Philip Lamey, a professor at the School of Dentistry at the Royal Victoria Hospital in Belfast, allegedly failed to offer a 78-year-old woman patient a cancer biopsy test at four separate appointments, instead prescribing iron supplements and mouthwash.
However, lawyers representing Lamey insisted that at the third appointment, in May 2009, he did suggest "further investigation" was required as the ulcer had not cleared up.
It is at this point Lamey wrote in his notes that the patient, known as Patient 3, refused a biopsy.
The patient's daughter, who appeared in front of the General Dental Council (GDC) yesterday, denied the claims.
Prof Lamey is facing a total of 46 charges involving 33 patients, four of whom later died of cancer.
Under cross-examination from Prof Lamey's counsel, Fiona Neale the patient's daughter, identified only as Mrs F, said: "I am adamant that at no point in that meeting (in May 2009) that the word biopsy was mentioned.
"All the way along in this process we believed we were dealing with a mouth ulcer."
Asked why she did not ask further questions on her mother's treatment at the meeting, she said: "This was a professor I was dealing with, the top man in the country we thought."
Mrs F, who has a degree in biology, said Prof Lamey decided to remove the 'ulcer' on her mother's fourth appointment in October 2009, though Ms Neale said this was a pre-arranged biopsy.
The cancer was finally revealed at a fifth follow-up meeting, which Mrs F did not attend as she was nine months pregnant.
Ms Neale said: "As a biology graduate and an educated woman you would know that tissue would be analysed.
"I suggest that you knew this was a biopsy and that your mother was told she would get the results at a fifth appointment."
Mrs F, who admitted to being out of the room when her mother was having the surgery, replied: "I was not told this. As far as I am aware this did not happen. My mother would have told me.
"All the way through and even on that fourth appointment there was no talk of a biopsy.
"When I found out about it I was totally shocked. We didn't even know the test was being done."
Despite the delay in diagnosis patient 3 made a full recovery following surgery to remove the cancer.
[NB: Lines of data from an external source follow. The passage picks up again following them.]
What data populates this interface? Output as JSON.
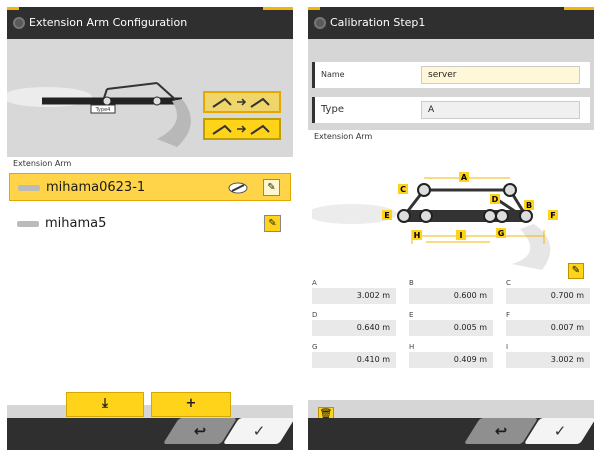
{
  "screen1": {
    "title": "Extension Arm Configuration",
    "section_label": "Extension Arm",
    "preview_tag": "Type4",
    "items": [
      {
        "name": "mihama0623-1",
        "selected": true
      },
      {
        "name": "mihama5",
        "selected": false
      }
    ],
    "import_icon": "⤓",
    "add_label": "+",
    "back_icon": "↩",
    "ok_icon": "✓"
  },
  "screen2": {
    "title": "Calibration Step1",
    "name_label": "Name",
    "name_value": "server",
    "type_label": "Type",
    "type_value": "A",
    "section_label": "Extension Arm",
    "diagram_labels": [
      "A",
      "B",
      "C",
      "D",
      "E",
      "F",
      "G",
      "H",
      "I"
    ],
    "values": [
      {
        "label": "A",
        "value": "3.002 m"
      },
      {
        "label": "B",
        "value": "0.600 m"
      },
      {
        "label": "C",
        "value": "0.700 m"
      },
      {
        "label": "D",
        "value": "0.640 m"
      },
      {
        "label": "E",
        "value": "0.005 m"
      },
      {
        "label": "F",
        "value": "0.007 m"
      },
      {
        "label": "G",
        "value": "0.410 m"
      },
      {
        "label": "H",
        "value": "0.409 m"
      },
      {
        "label": "I",
        "value": "3.002 m"
      }
    ],
    "back_icon": "↩",
    "ok_icon": "✓"
  },
  "colors": {
    "accent": "#ffd31a",
    "bar": "#2f2f2f"
  }
}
Earlier yesterday, the court heard how the dentist failed to spot a tumour in a separate patient's jawbone, instead prescribing sugar-free chewing gum.
David Bradly, counsel for the GDC, told the hearing: "Professor Lamey gave a diagnosis of temporomandibular joint dysfunction (TMD) and prescribed sugar-free chewing gum for treatment and said he would see her in three months.
"She actually had a tumour in the mandible and was admitted to hospital."
In total 15 patients treated by Mr Lamey, later found to have cancer, may have had a delay in diagnosis, the court heard.
A total of 135 of his patients were recalled to the hospital over misdiagnosis fears, it was said
The hearing continues.
Story so far
Concerns over the work of Prof Philip Lamey first became public in February 2011 when the Belfast Health and Social Care Trust recalled more than 100 patients for further tests. The Trust said there were concerns about 18 patients, including some who had subsequently been diagnosed with cancer. Four have since died. Prof Lamey is facing a total of 46 charges involving 33 patients.